Whispers are getting louder on who dropped the ball:
Obama has repeatedly blamed BP for the spill, telling the nation in a televised Oval Office address on June 15: “We will make BP pay for the damage their company has caused.” A day later he pressured BP to set aside $20 billion to pay economic damage to the region.
But in the critical first days after the explosion, the new report reveals the U.S. Coast Guard disregarded its own firefighting policy and might have caused the oil rig to sink -- prompting the leak that resulted in the largest oil spill in U.S. history.
Evidence unearthed by reporters Aaron Mehta and John Solomon shows the cash-strapped Coast Guard broke its own rules and didn't have a firefighting expert on the scene to oversee the private boats battling the blaze. There's an ongoing investigation to determine if the salt water sprayed on the burning oil rig caused it to sink.

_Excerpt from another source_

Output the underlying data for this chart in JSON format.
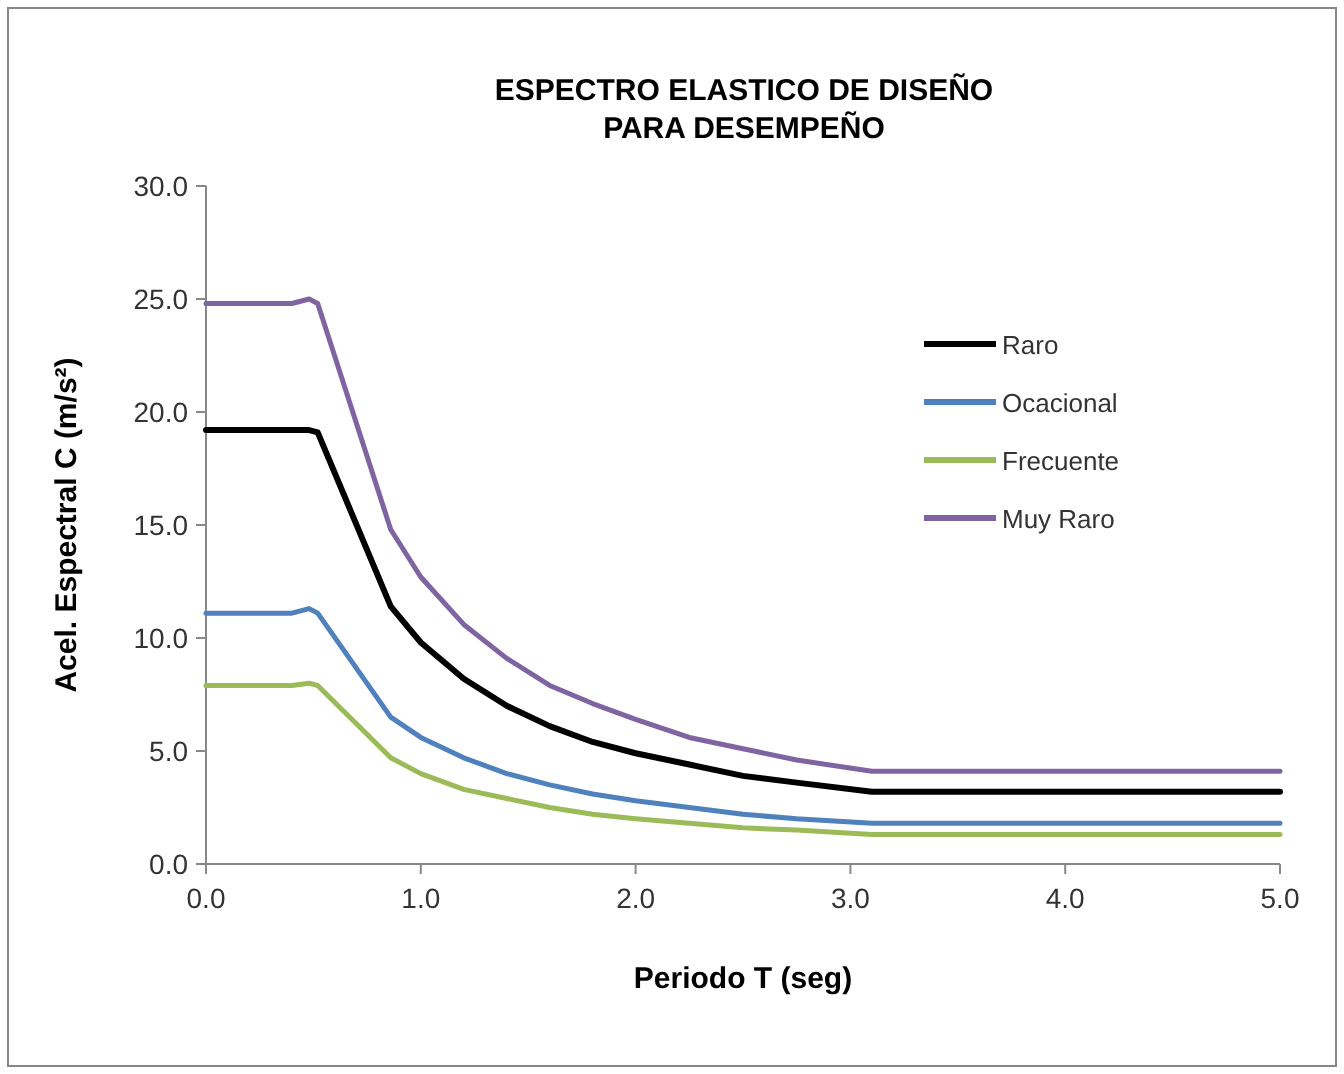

"[T]he question of what caused the platform to collapse into the Gulf ... remains unanswered and could prove vital to ongoing legal proceedings and congressional investigations," the article states. "That is because the riser pipe from which the majority of BP’s oil spewed did not start leaking until after the rig sank."
These new details raise serious questions for the White House, which has repeatedly pinned the blame on BP. If it turns out the Coast Guard is at fault -- either because it didn't follow proper procedures or couldn't respond adequately because of a lack of resources -- the public has a right to know why we're just now learning this information 100 days after the disaster began.